He had been held at Magdeburg in Germany for two years when he received the news his mother Louise was close to death.
A British soldier was released from a First World War prison camp to visit his dying mother – on the condition he returned to his German captors.
Captain Robert Campbell had been held at Magdeburg in Germany for two years when he received the news his mother Louise was close to death, a historian has discovered.
The young officer, 29, speculatively wrote to Kaiser Wilhelm II begging to be allowed to see her one last time.
And incredibly, the German leader granted Capt Campbell leave with the sole condition he gave his “word” as an officer that he would return.
After going back to Gravesend, Kent, in 1916 to see his cancer-stricken mother, he kept his promise and returned to prison.
He stayed there until the end of the war in 1918.
Historian Richard Van Emden, who uncovered the story, said: “Capt Campbell was an officer and he made a promise on his honour to go back.
“Had he not turned up there would not have been any retribution on ay other prisoners.
“What I think is more amazing is that the British Army let him go back to Germany.
"The British could have said to him, ‘You’re not going back, you’re going to stay here’.”
Capt Campbell was earlier captured just two weeks after the British declared war on Germany in July 1914.
He had been leading the 1st Battalion East Surrey Regiment when his troops took up a position on the Mons-Conde canal on the France-Belgium border.
But a week later, his men were attacked by German forces and he was seriously injured and captured.
He was treated in a military hospital in Cologne, Germany, before being transported to Magdeburg.
After later being granted two weeks of compassionate leave by the Kaiser, he reached his mother’s bedside on December 7, 1916, and spent a week with her before returning to Germany.
Louise eventually died in February 1917.
Richard discovered the incredible story as he researched correspondence between the British Foreign Office and its German counterparts.
The records also show the Germans contacted the British with a similar request for their soldier Peter Gastreich to be allowed to leave the Isle of Wight to see his dying mother.
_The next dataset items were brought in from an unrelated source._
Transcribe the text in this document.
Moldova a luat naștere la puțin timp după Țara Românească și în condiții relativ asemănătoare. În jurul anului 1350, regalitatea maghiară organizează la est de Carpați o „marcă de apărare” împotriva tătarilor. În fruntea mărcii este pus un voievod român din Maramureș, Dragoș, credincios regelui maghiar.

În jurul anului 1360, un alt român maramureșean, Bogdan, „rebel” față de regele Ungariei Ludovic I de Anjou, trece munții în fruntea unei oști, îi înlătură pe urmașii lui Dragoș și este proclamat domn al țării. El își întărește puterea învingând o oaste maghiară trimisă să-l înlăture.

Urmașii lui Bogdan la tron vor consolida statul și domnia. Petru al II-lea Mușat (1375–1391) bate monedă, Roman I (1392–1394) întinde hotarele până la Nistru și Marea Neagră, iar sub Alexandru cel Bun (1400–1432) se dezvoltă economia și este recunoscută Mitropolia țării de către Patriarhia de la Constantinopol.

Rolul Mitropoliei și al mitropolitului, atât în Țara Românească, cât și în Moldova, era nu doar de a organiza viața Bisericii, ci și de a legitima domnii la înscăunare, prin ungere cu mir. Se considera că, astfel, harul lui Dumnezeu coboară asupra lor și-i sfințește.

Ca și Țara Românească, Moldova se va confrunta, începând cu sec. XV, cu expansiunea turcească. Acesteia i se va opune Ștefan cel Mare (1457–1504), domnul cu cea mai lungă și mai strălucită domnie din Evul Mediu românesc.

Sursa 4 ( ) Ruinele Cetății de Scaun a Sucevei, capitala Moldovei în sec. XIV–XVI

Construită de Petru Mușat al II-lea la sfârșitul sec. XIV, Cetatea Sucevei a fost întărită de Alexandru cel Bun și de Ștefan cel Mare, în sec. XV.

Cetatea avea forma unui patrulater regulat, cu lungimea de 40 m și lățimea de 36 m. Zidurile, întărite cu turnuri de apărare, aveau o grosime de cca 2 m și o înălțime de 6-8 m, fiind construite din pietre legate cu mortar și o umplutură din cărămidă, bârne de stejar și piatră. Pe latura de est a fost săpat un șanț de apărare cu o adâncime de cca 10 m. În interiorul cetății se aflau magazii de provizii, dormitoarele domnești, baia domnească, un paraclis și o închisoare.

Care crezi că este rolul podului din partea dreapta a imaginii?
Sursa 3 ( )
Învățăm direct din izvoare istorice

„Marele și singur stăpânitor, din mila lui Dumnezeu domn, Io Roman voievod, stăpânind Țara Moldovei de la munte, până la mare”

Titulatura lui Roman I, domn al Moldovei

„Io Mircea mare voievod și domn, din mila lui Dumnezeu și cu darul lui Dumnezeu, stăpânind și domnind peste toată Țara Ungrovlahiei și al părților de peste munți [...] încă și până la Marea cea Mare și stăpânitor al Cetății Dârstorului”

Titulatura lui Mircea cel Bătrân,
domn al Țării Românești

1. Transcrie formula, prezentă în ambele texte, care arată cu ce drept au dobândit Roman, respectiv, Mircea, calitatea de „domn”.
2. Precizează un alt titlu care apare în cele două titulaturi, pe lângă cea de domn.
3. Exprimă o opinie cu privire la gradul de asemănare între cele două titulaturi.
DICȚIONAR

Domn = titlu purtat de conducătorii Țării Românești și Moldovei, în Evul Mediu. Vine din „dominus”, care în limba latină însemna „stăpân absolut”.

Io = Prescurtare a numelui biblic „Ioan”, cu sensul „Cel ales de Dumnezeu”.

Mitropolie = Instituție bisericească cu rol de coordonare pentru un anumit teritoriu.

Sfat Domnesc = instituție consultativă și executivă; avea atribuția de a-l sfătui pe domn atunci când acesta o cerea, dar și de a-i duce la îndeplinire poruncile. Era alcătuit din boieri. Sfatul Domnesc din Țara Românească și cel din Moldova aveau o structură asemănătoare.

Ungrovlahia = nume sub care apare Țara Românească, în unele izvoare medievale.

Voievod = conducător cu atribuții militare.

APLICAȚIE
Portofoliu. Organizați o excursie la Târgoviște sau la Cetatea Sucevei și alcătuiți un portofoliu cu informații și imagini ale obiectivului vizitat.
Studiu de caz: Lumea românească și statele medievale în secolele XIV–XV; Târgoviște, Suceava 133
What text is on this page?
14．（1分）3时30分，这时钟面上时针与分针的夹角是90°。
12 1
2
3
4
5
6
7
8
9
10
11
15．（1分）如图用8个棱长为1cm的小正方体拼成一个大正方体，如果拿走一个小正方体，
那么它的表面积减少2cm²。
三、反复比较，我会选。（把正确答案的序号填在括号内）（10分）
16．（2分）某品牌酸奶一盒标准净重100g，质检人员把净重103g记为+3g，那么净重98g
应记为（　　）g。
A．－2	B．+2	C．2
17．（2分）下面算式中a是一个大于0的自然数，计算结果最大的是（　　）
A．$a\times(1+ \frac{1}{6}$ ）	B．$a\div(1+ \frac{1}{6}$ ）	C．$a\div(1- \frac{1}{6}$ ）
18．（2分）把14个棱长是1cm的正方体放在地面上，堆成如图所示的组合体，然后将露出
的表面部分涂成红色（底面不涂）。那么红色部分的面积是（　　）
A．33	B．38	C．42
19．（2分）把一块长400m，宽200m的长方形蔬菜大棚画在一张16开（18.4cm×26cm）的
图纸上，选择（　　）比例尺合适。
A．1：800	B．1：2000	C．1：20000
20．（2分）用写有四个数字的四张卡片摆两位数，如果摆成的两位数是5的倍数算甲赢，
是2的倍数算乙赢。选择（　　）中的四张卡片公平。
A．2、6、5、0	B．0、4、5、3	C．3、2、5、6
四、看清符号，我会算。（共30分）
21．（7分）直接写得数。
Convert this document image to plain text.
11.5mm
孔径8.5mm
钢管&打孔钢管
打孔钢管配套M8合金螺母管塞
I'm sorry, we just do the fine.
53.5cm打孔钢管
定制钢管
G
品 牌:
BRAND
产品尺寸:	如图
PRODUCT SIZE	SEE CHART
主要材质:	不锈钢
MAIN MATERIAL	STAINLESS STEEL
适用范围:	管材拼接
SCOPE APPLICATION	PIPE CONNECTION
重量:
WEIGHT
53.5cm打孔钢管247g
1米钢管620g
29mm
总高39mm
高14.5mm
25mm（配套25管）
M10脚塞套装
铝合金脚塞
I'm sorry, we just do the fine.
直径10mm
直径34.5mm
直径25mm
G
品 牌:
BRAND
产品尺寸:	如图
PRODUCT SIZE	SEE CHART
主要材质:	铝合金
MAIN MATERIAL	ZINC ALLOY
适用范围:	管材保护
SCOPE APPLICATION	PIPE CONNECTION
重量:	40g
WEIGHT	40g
But the British were less accommodating than the Kaiser and turned the request down.
Speaking of Capt Campbell’s release, Richard, 48, said: “This was totally unique.
"I think it is such a unique example that I don’t think you can draw any parallels.
“In my experience this is a one-off and is one of those things that just tickles your fancy.”
Capt Campbell was freed from the camp at the end of the war and returned to Britain. He eventually retired from the military in 1925.
Yet despite his traumatising ordeal, Capt Campbell was again thrust into action at the outbreak of the Second World War in 1939 when he rejoined his former regiment.
But his eventual role as Chief Observer for the Royal Observer Corps on the Isle of Wight was less risky than his duties 30 years earlier.
The old soldier managed to survive the war unscathed and died in July 1966 aged 81.
Capt Campbell’s story features in Mr Van Emden’s latest book, Meeting the Enemy: The Human Face of the Great War, which is out now.